Results of these acts of omission and commission in agri-marketing systems are far too obvious today. Prices are manoeuvered to drop when growers bring their produce to markets as missing storage or silos facilities leave small growers at the mercy of middlemen who buy their produce at low rates. Once out of the growers’ hands, the price of agriculture produce is jacked up through collusion between pharia, commission agents and middlemen. As a result both the grower and consumer suffer (one through artificially lower prices and the other through contrived exorbitant prices) while coffers of middlemen, commission agents and inefficient market committee staff swell with totally unjustifiable profiteering bordering on extortion.
No rocket science is needed to find a solution to these problems. One can cite numerous examples from the region to show how others have handled these distortions in agri-marketing systems for safeguarding the interests of actual growers.

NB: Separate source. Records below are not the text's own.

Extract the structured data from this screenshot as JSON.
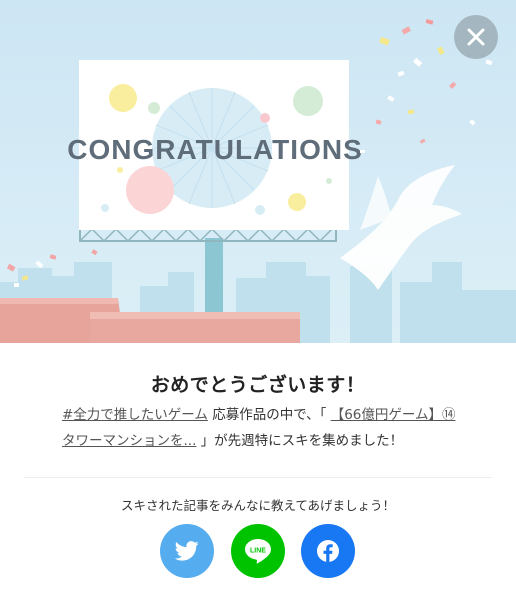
{
  "banner": {
    "billboard_text": "CONGRATULATIONS"
  },
  "modal": {
    "close_icon": "close-icon",
    "headline": "おめでとうございます！",
    "message": {
      "hashtag": "#全力で推したいゲーム",
      "text_1": " 応募作品の中で、「 ",
      "article_link": "【66億円ゲーム】⑭タワーマンションを...",
      "text_2": " 」が先週特にスキを集めました！"
    },
    "share_prompt": "スキされた記事をみんなに教えてあげましょう！",
    "share_buttons": [
      {
        "name": "twitter",
        "icon": "twitter-bird-icon",
        "color": "#55acee"
      },
      {
        "name": "line",
        "icon": "line-icon",
        "label": "LINE",
        "color": "#00c300"
      },
      {
        "name": "facebook",
        "icon": "facebook-icon",
        "color": "#1877f2"
      }
    ]
  }
}
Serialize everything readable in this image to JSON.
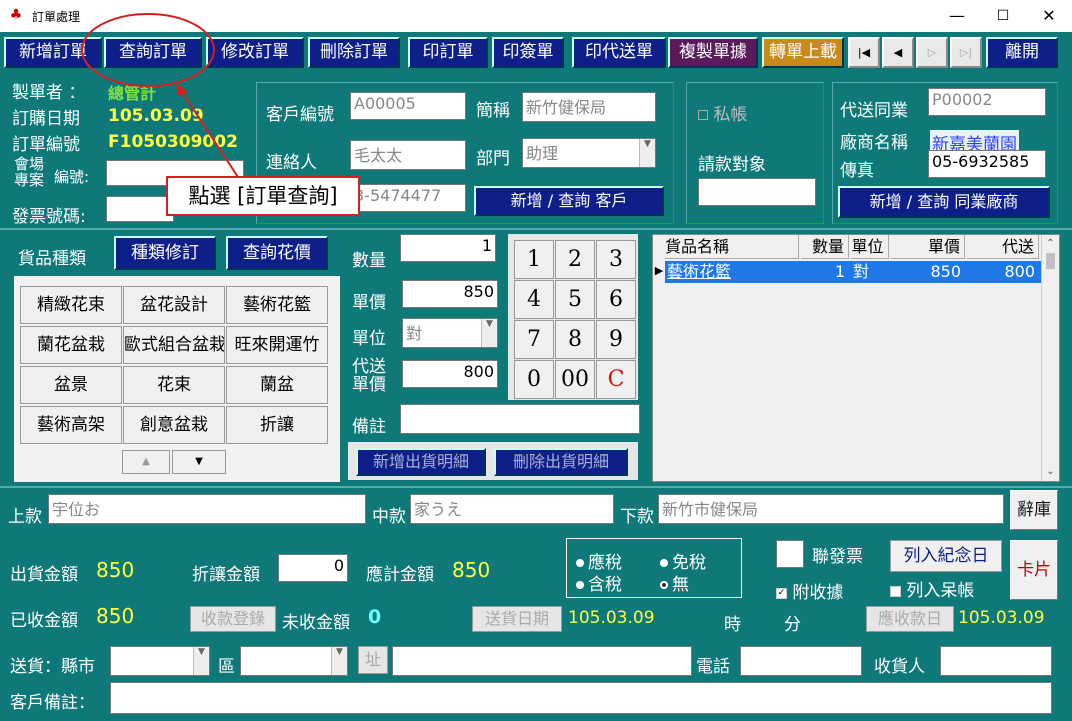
{
  "window": {
    "title": "訂單處理",
    "min": "—",
    "max": "☐",
    "close": "✕"
  },
  "toolbar": {
    "new_order": "新增訂單",
    "query_order": "查詢訂單",
    "edit_order": "修改訂單",
    "delete_order": "刪除訂單",
    "print_order": "印訂單",
    "print_sign": "印簽單",
    "print_delivery": "印代送單",
    "copy_order": "複製單據",
    "upload": "轉單上載",
    "first": "|◀",
    "prev": "◀",
    "next": "▷",
    "last": "▷|",
    "exit": "離開"
  },
  "annotation": {
    "callout": "點選 [訂單查詢]"
  },
  "header": {
    "maker_label": "製單者 ：",
    "maker_value": "總管計",
    "order_date_label": "訂購日期",
    "order_date_value": "105.03.09",
    "order_no_label": "訂單編號",
    "order_no_value": "F1050309002",
    "venue_label_1": "會場",
    "venue_label_2": "專案",
    "venue_no_label": "編號:",
    "invoice_label": "發票號碼:"
  },
  "customer": {
    "id_label": "客戶編號",
    "id_value": "A00005",
    "short_label": "簡稱",
    "short_value": "新竹健保局",
    "contact_label": "連絡人",
    "contact_value": "毛太太",
    "dept_label": "部門",
    "dept_value": "助理",
    "phone_value": "3-5474477",
    "add_btn": "新增 / 查詢  客戶"
  },
  "private": {
    "label": "私帳",
    "bill_label": "請款對象"
  },
  "vendor": {
    "label": "代送同業",
    "id_value": "P00002",
    "name_label": "廠商名稱",
    "name_value": "新嘉美蘭園",
    "fax_label": "傳真",
    "fax_value": "05-6932585",
    "add_btn": "新增 / 查詢  同業廠商"
  },
  "category": {
    "label": "貨品種類",
    "edit_btn": "種類修訂",
    "price_btn": "查詢花價",
    "items": [
      "精緻花束",
      "盆花設計",
      "藝術花籃",
      "蘭花盆栽",
      "歐式組合盆栽",
      "旺來開運竹",
      "盆景",
      "花束",
      "蘭盆",
      "藝術高架",
      "創意盆栽",
      "折讓"
    ],
    "scroll_up": "▲",
    "scroll_down": "▼"
  },
  "entry": {
    "qty_label": "數量",
    "qty_value": "1",
    "price_label": "單價",
    "price_value": "850",
    "unit_label": "單位",
    "unit_value": "對",
    "proxy_label_1": "代送",
    "proxy_label_2": "單價",
    "proxy_value": "800",
    "note_label": "備註",
    "add_detail_btn": "新增出貨明細",
    "del_detail_btn": "刪除出貨明細"
  },
  "numpad": {
    "keys": [
      "1",
      "2",
      "3",
      "4",
      "5",
      "6",
      "7",
      "8",
      "9",
      "0",
      "00",
      "C"
    ]
  },
  "detail_table": {
    "headers": [
      "貨品名稱",
      "數量",
      "單位",
      "單價",
      "代送"
    ],
    "rows": [
      {
        "name": "藝術花籃",
        "qty": "1",
        "unit": "對",
        "price": "850",
        "proxy": "800"
      }
    ]
  },
  "card": {
    "upper_label": "上款",
    "upper_value": "宇位お",
    "middle_label": "中款",
    "middle_value": "家うえ",
    "lower_label": "下款",
    "lower_value": "新竹市健保局",
    "dict_btn": "辭庫"
  },
  "amounts": {
    "ship_label": "出貨金額",
    "ship_value": "850",
    "discount_label": "折讓金額",
    "discount_value": "0",
    "due_label": "應計金額",
    "due_value": "850",
    "received_label": "已收金額",
    "received_value": "850",
    "receipt_btn": "收款登錄",
    "unpaid_label": "未收金額",
    "unpaid_value": "0",
    "delivery_date_btn": "送貨日期",
    "delivery_date_value": "105.03.09",
    "hour_label": "時",
    "min_label": "分",
    "pay_date_btn": "應收款日",
    "pay_date_value": "105.03.09"
  },
  "tax": {
    "taxable": "應稅",
    "taxfree": "免稅",
    "included": "含稅",
    "none": "無"
  },
  "flags": {
    "joint_invoice": "聯發票",
    "attach_receipt": "附收據",
    "souvenir_btn": "列入紀念日",
    "bad_debt": "列入呆帳",
    "card_btn": "卡片"
  },
  "delivery": {
    "county_label": "送貨：縣市",
    "district_label": "區",
    "address_btn": "址",
    "phone_label": "電話",
    "receiver_label": "收貨人",
    "cust_note_label": "客戶備註："
  },
  "colors": {
    "bg": "#0f7878",
    "button": "#0e1f8a",
    "highlight": "#ffff40",
    "annotation": "#d42020"
  }
}
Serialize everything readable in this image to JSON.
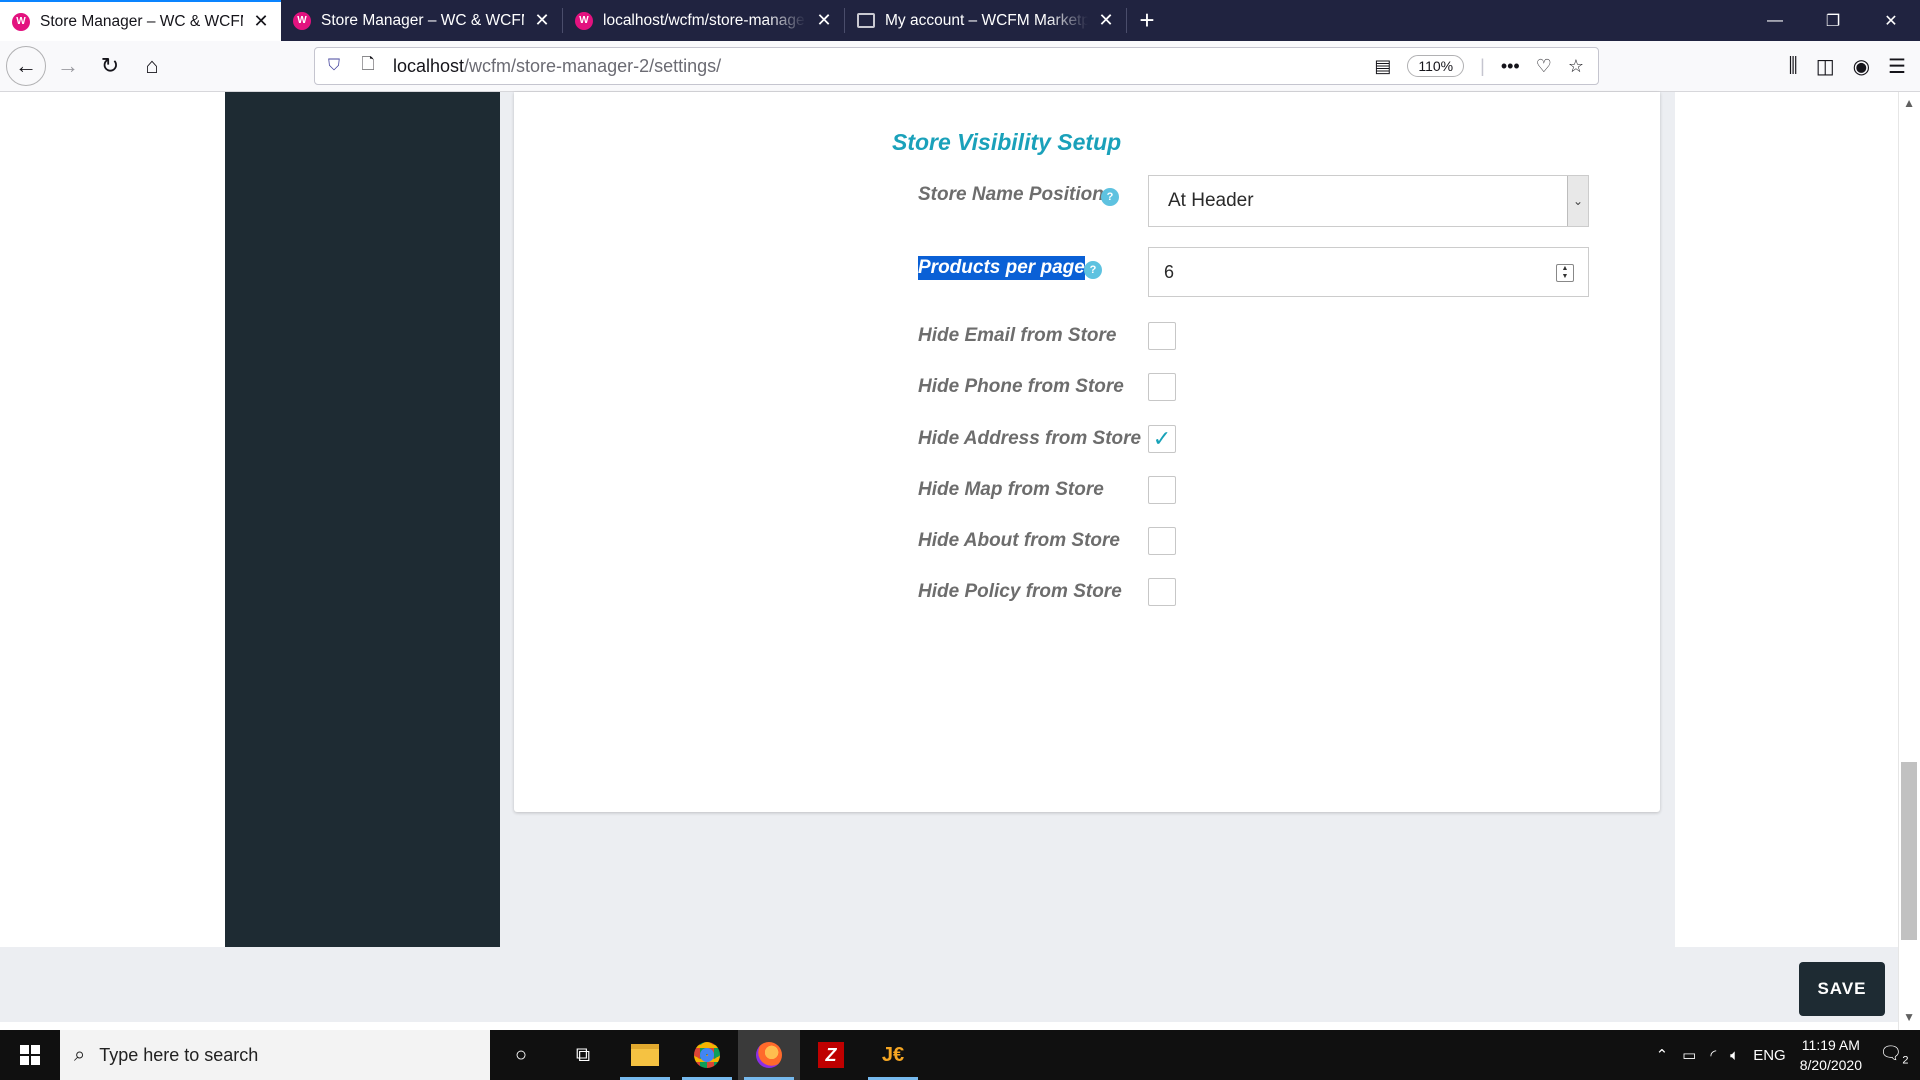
{
  "browser": {
    "tabs": [
      {
        "label": "Store Manager – WC & WCFM",
        "active": true
      },
      {
        "label": "Store Manager – WC & WCFM",
        "active": false
      },
      {
        "label": "localhost/wcfm/store-manager",
        "active": false
      },
      {
        "label": "My account – WCFM Marketpla",
        "active": false
      }
    ],
    "new_tab": "+",
    "url_host": "localhost",
    "url_path": "/wcfm/store-manager-2/settings/",
    "zoom": "110%",
    "more": "•••"
  },
  "settings": {
    "section_title": "Store Visibility Setup",
    "store_name_position": {
      "label": "Store Name Position",
      "value": "At Header"
    },
    "products_per_page": {
      "label": "Products per page",
      "value": "6"
    },
    "checkboxes": [
      {
        "label": "Hide Email from Store",
        "checked": false
      },
      {
        "label": "Hide Phone from Store",
        "checked": false
      },
      {
        "label": "Hide Address from Store",
        "checked": true
      },
      {
        "label": "Hide Map from Store",
        "checked": false
      },
      {
        "label": "Hide About from Store",
        "checked": false
      },
      {
        "label": "Hide Policy from Store",
        "checked": false
      }
    ],
    "save_label": "SAVE"
  },
  "taskbar": {
    "search_placeholder": "Type here to search",
    "language": "ENG",
    "time": "11:19 AM",
    "date": "8/20/2020",
    "notification_count": "2"
  },
  "colors": {
    "accent": "#1aa1ba",
    "sidebar": "#1e2b33",
    "tabbar": "#202340"
  }
}
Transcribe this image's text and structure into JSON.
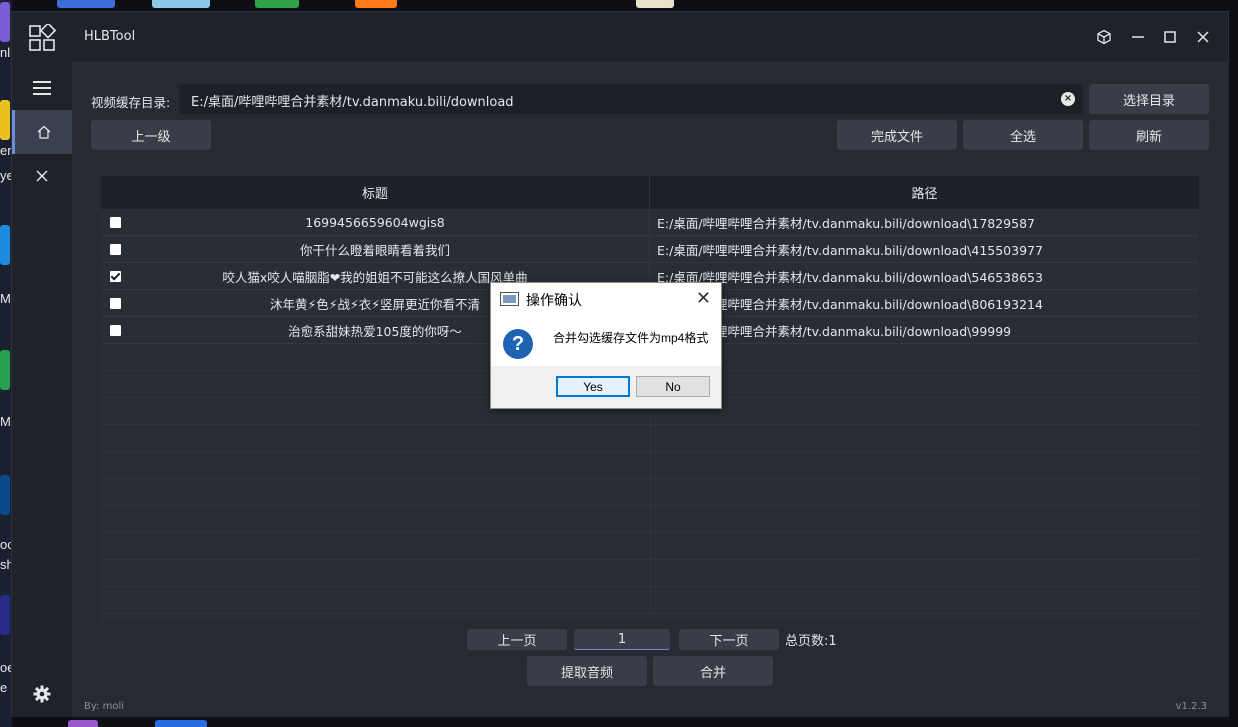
{
  "window": {
    "title": "HLBTool",
    "version": "v1.2.3",
    "author": "By: moli"
  },
  "toolbar": {
    "dir_label": "视频缓存目录:",
    "dir_value": "E:/桌面/哔哩哔哩合并素材/tv.danmaku.bili/download",
    "select_dir_label": "选择目录",
    "up_label": "上一级",
    "done_files_label": "完成文件",
    "select_all_label": "全选",
    "refresh_label": "刷新"
  },
  "table": {
    "columns": [
      "标题",
      "路径"
    ],
    "rows": [
      {
        "title": "1699456659604wgis8",
        "path": "E:/桌面/哔哩哔哩合并素材/tv.danmaku.bili/download\\17829587",
        "checked": false
      },
      {
        "title": "你干什么瞪着眼睛看着我们",
        "path": "E:/桌面/哔哩哔哩合并素材/tv.danmaku.bili/download\\415503977",
        "checked": false
      },
      {
        "title": "咬人猫x咬人喵胭脂❤我的姐姐不可能这么撩人国风单曲",
        "path": "E:/桌面/哔哩哔哩合并素材/tv.danmaku.bili/download\\546538653",
        "checked": true
      },
      {
        "title": "沐年黄⚡色⚡战⚡衣⚡竖屏更近你看不清",
        "path": "E:/桌面/哔哩哔哩合并素材/tv.danmaku.bili/download\\806193214",
        "checked": false
      },
      {
        "title": "治愈系甜妹热爱105度的你呀～",
        "path": "E:/桌面/哔哩哔哩合并素材/tv.danmaku.bili/download\\99999",
        "checked": false
      }
    ]
  },
  "pagination": {
    "prev_label": "上一页",
    "page": "1",
    "next_label": "下一页",
    "total_label": "总页数:1"
  },
  "actions": {
    "extract_audio_label": "提取音频",
    "merge_label": "合并"
  },
  "dialog": {
    "title": "操作确认",
    "message": "合并勾选缓存文件为mp4格式",
    "yes_label": "Yes",
    "no_label": "No"
  },
  "desktop": {
    "side_texts": [
      "nl",
      "er",
      "ye",
      "M",
      "M",
      "oc",
      "sh",
      "oe",
      "e"
    ]
  },
  "colors": {
    "accent": "#6b8dd6",
    "window_bg": "#1f2229",
    "content_bg": "#272a33",
    "button_bg": "#393d48",
    "dialog_question": "#1f63b4"
  }
}
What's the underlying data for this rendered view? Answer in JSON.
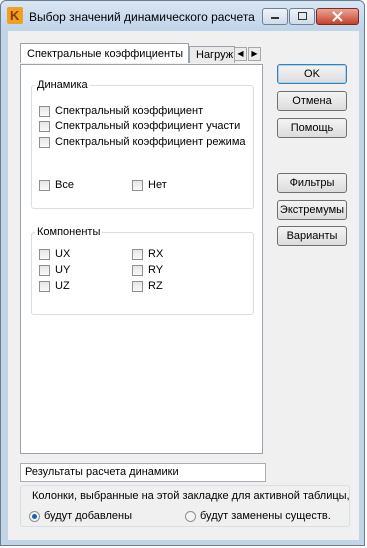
{
  "window": {
    "title": "Выбор значений динамического расчета"
  },
  "tabs": [
    "Спектральные коэффициенты",
    "Нагруж"
  ],
  "dynamics_group": {
    "legend": "Динамика",
    "items": [
      "Спектральный коэффициент",
      "Спектральный коэффициент участи",
      "Спектральный коэффициент режима"
    ],
    "all_label": "Все",
    "none_label": "Нет"
  },
  "components_group": {
    "legend": "Компоненты",
    "left": [
      "UX",
      "UY",
      "UZ"
    ],
    "right": [
      "RX",
      "RY",
      "RZ"
    ]
  },
  "buttons": {
    "ok": "OK",
    "cancel": "Отмена",
    "help": "Помощь",
    "filters": "Фильтры",
    "extremes": "Экстремумы",
    "variants": "Варианты"
  },
  "result_field": "Результаты расчета динамики",
  "columns_group": {
    "text": "Колонки, выбранные на этой закладке для активной таблицы,",
    "option_add": "будут добавлены",
    "option_replace": "будут заменены существ.",
    "selected": "будут добавлены"
  }
}
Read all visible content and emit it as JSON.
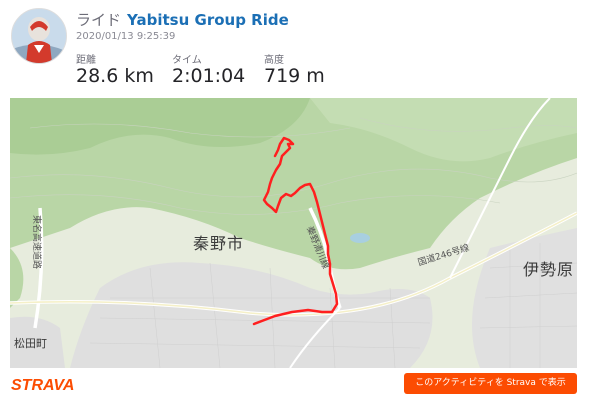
{
  "header": {
    "avatar_icon": "rider-avatar-icon",
    "activity_type": "ライド",
    "activity_name": "Yabitsu Group Ride",
    "timestamp": "2020/01/13 9:25:39",
    "stats": [
      {
        "label": "距離",
        "value": "28.6 km"
      },
      {
        "label": "タイム",
        "value": "2:01:04"
      },
      {
        "label": "高度",
        "value": "719 m"
      }
    ]
  },
  "map": {
    "labels": {
      "city": "秦野市",
      "isehara": "伊勢原",
      "matsuda": "松田町",
      "route246": "国道246号線",
      "rapid": "秦野清川線",
      "tomei": "東名高速道路"
    },
    "route_color": "#ff1f1f",
    "land_color": "#e7ecdd",
    "forest_color": "#b9d6a6",
    "urban_color": "#dfdfdf"
  },
  "footer": {
    "brand": "STRAVA",
    "brand_color": "#fc4c02",
    "open_button": "このアクティビティを Strava で表示"
  }
}
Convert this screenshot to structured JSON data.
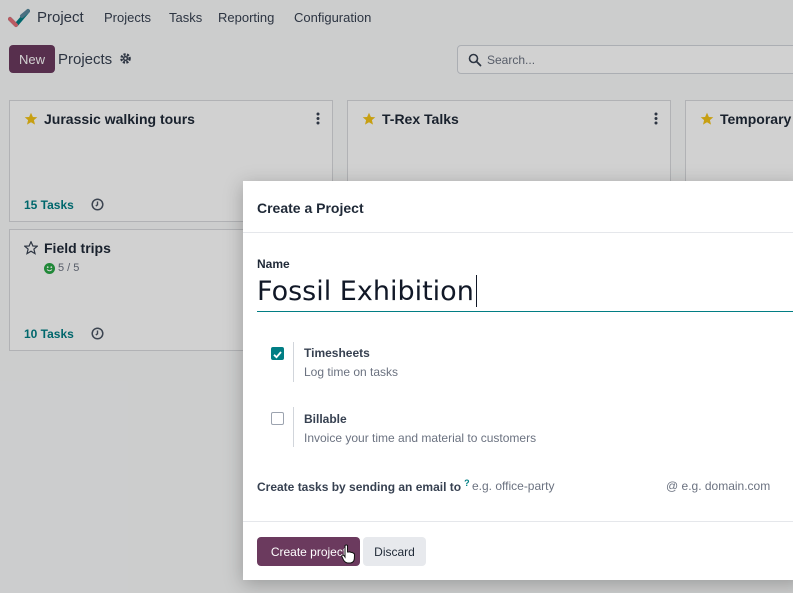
{
  "topnav": {
    "app_title": "Project",
    "items": [
      "Projects",
      "Tasks",
      "Reporting",
      "Configuration"
    ]
  },
  "control_panel": {
    "new_label": "New",
    "breadcrumb": "Projects",
    "search_placeholder": "Search..."
  },
  "cards": [
    {
      "title": "Jurassic walking tours",
      "starred": true,
      "tasks": "15 Tasks"
    },
    {
      "title": "T-Rex Talks",
      "starred": true
    },
    {
      "title": "Temporary",
      "starred": true
    },
    {
      "title": "Field trips",
      "starred": false,
      "rating": "5 / 5",
      "tasks": "10 Tasks"
    }
  ],
  "modal": {
    "title": "Create a Project",
    "name_label": "Name",
    "name_value": "Fossil Exhibition",
    "options": [
      {
        "title": "Timesheets",
        "description": "Log time on tasks",
        "checked": true
      },
      {
        "title": "Billable",
        "description": "Invoice your time and material to customers",
        "checked": false
      }
    ],
    "alias_label": "Create tasks by sending an email to",
    "alias_help": "?",
    "alias_placeholder": "e.g. office-party",
    "alias_domain": "@ e.g. domain.com",
    "create_label": "Create project",
    "discard_label": "Discard"
  },
  "colors": {
    "primary": "#6b3a5e",
    "accent": "#017e84",
    "star": "#f3c316"
  }
}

In India, the idea of aquaculture farmers’ organisations and cluster management was successfully employed to overcome challenges such as lack of access to good quality inputs and services, high disease risks, compliance challenges regarding food safety standards, traceability and certification. Groups of 25-70 farmers were organised in “Aqua Clubs” which were further organised in geographically distributed farming clusters for sharing input costs and undertaking collective marketing through single licensing arrangement. These licensed and democratically-elected farming societies were able to mobilise loans for inputs and bargain competitive prices for their produce, eliminating the negative role of middlemen.
A somewhat similar approach was followed in Thailand where Samroiyod shrimp farmers’ cooperatives were established to safeguard marketing interests of shrimp farmers. These cooperatives enabled groups of farmers to successfully ensure compliance with safety and grading standards for fetching highly lucrative deals for their produce.
What is important to note is the fact that in both cases the government came forward to safeguard marketing interests of small farmers. Through a mix of targeted subsidies and incentivising progress towards certification and quality assurance, regulatory authorities were able to nurture the spirit of common action amongst small farmers for raising the profit and ending the possibilities of extortion at the hands of middlemen and commission agents.
Against this backdrop, the political and administrative leaderships in Pakistan also need to look beyond mechanical and unimaginative kissan packages which, at best, promote dependency and end up being counter-productive in terms of addressing challenges faced by small framers. By establishing cluster villages and farmers’ collection centres, empowering growers through timely marketing information, promoting the notion of commodity exchange through a string of cold storages and silos, and linking farmers with wholesale markets and national trade corridors, major marketing hurdles facing small farmers can be substantially removed.
This is the only solution if the government truly wants to improve economic conditions of small farmers alongside ensuring availability of high quality agriculture produce for consumers at affordable prices across Pakistani markets.